Impacts of warming and nitrogen addition on organic fraction release in fresh litter of Larix potaninii in alpine zone of the western Sichuan Province, China

Abstract

The decomposition dynamics of organic components in fresh litter of Larix potaninii were monitored by in situ litter-bag incubation under four treatments, i.e., field condition (CK), nitrogen addition (AN, 2 g N·m-2), warming by top-open chamber (OTC), nitrogen addition with warming by top-open chamber (OTC+AN), from November to next September. Decomposition of water-soluble sugar, water-soluble phenol and total polyphenol were stimulated significantly under the treatment OTC, AN and OTC+AN during the first four months compared with the CK, but the difference of these components release narrowed with the extension of incubation time. Compared with CK, releases of dichloromethane-extractable fraction, acid soluble carbohydrates, acid soluble lignin, and acid insoluble lignin, were inhibited significantly under OTC, AN, and OTC+AN treatments, and the significance of inhibitory effect under the treatments was: OTC > OTC+AN > AN. Especially, in the treatment of OTC, half-life of dichloromethane-extractable fraction and acid inso-luble lignin in fresh litter were doubled, and that of hot-water soluble component was prolonged by more than 50% compared with CK. Half-life of water-soluble sugar, water-soluble phenol, total polyphenol, acid-soluble carbohydrate and acid-soluble lignin in fresh litter were respectively 182, 159, 127, 154 and 190 d in CK, and these components seem to be easily mineralized organic fraction.
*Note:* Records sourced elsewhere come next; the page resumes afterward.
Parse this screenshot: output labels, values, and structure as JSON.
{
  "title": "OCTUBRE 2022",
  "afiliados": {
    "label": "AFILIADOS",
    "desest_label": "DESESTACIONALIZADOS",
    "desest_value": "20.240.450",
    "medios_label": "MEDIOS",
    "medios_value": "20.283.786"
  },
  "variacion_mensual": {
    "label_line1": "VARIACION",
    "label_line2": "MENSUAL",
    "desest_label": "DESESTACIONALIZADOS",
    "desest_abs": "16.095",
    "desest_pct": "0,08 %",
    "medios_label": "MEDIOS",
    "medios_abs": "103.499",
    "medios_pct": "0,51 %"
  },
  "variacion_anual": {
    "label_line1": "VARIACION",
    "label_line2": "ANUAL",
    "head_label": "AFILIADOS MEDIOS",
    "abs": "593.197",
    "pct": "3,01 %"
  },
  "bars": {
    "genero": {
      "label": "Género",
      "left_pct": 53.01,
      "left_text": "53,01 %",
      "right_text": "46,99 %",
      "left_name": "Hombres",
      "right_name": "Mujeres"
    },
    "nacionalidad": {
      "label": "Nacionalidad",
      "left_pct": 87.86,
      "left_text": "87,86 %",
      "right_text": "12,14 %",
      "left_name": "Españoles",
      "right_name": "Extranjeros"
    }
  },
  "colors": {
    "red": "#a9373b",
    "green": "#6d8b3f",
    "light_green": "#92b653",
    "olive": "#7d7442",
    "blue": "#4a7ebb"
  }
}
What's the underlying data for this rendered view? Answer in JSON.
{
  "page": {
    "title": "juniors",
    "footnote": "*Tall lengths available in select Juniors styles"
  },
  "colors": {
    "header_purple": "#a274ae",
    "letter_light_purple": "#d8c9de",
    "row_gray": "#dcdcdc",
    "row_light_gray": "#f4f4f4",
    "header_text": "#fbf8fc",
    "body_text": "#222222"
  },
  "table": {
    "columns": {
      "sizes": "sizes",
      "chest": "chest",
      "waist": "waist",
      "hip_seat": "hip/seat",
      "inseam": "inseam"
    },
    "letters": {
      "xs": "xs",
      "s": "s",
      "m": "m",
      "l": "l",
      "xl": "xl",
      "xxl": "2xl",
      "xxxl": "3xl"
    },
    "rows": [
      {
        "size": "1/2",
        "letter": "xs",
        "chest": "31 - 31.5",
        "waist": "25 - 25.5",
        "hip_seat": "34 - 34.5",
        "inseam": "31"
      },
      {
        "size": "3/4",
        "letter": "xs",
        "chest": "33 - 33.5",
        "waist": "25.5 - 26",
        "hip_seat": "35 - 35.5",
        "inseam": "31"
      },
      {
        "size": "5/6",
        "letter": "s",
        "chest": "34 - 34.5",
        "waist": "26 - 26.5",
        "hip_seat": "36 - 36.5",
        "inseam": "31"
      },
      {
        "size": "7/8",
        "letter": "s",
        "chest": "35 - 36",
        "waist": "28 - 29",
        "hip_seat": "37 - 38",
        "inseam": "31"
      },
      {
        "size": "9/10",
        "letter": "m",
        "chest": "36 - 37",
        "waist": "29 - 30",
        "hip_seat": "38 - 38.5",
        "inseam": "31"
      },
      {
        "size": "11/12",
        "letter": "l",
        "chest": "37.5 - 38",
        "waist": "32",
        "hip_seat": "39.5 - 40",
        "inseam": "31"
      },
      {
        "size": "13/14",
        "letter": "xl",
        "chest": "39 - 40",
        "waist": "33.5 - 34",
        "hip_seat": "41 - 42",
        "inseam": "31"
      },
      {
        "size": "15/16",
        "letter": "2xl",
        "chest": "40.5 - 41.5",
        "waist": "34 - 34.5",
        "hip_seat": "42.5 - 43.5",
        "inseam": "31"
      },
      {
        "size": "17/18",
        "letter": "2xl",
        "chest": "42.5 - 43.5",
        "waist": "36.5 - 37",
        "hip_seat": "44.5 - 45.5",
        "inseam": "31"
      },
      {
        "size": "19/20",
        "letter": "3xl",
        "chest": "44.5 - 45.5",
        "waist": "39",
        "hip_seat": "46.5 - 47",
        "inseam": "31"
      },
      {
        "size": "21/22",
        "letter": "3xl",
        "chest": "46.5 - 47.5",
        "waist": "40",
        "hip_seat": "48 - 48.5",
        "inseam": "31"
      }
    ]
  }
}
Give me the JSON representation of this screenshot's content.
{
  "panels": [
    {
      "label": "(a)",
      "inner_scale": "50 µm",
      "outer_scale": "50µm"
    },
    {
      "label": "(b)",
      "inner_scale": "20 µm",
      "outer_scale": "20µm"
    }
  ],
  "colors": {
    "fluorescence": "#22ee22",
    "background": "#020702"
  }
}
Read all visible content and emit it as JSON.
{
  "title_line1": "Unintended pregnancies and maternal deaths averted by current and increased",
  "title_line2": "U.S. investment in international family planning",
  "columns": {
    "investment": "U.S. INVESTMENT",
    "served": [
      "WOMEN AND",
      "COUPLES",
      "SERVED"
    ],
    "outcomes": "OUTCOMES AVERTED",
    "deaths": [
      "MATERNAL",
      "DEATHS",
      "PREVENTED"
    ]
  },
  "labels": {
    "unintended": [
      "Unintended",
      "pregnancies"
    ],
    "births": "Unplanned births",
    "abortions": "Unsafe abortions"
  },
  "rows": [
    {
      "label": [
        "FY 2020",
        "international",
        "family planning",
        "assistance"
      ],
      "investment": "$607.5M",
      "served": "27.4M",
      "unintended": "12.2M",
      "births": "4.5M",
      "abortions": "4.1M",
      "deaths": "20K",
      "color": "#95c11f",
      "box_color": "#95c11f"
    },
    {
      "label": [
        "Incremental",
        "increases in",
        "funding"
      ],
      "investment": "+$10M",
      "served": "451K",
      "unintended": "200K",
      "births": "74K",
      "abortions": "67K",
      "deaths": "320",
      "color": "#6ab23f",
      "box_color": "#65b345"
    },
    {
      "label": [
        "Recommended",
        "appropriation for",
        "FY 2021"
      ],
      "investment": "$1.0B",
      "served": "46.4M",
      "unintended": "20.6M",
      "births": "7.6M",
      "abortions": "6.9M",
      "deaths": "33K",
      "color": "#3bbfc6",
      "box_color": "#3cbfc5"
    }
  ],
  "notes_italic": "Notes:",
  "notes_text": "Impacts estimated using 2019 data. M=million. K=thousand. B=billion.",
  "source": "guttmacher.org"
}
Meanwhile, half-life of hot-water soluble components, dichloromethane-extractable fraction, and acid insoluble lignin was 209, 302 and 318 d, respectively, indicating these fractions recalcitrant to decomposing in the fresh litter. Decomposition of all components in L. potaninii litter occurred in cold season from November to next March, which suggested that cold season was the most important period for litter decay in the alpine conifer. Generally it was assumed that microorganisms were inactive and decomposition of organic matters was slow in alpine soil during harsh winter, while the results of fresh litter incubation in situ showed that all components decomposed very fast during the period. Therefore, in alpine treeline, nitrogen deposition and warming would inhibit rather than promote decomposition of fresh litter, which would be conducive to carbon sequestration for the alpine soil ecosystem.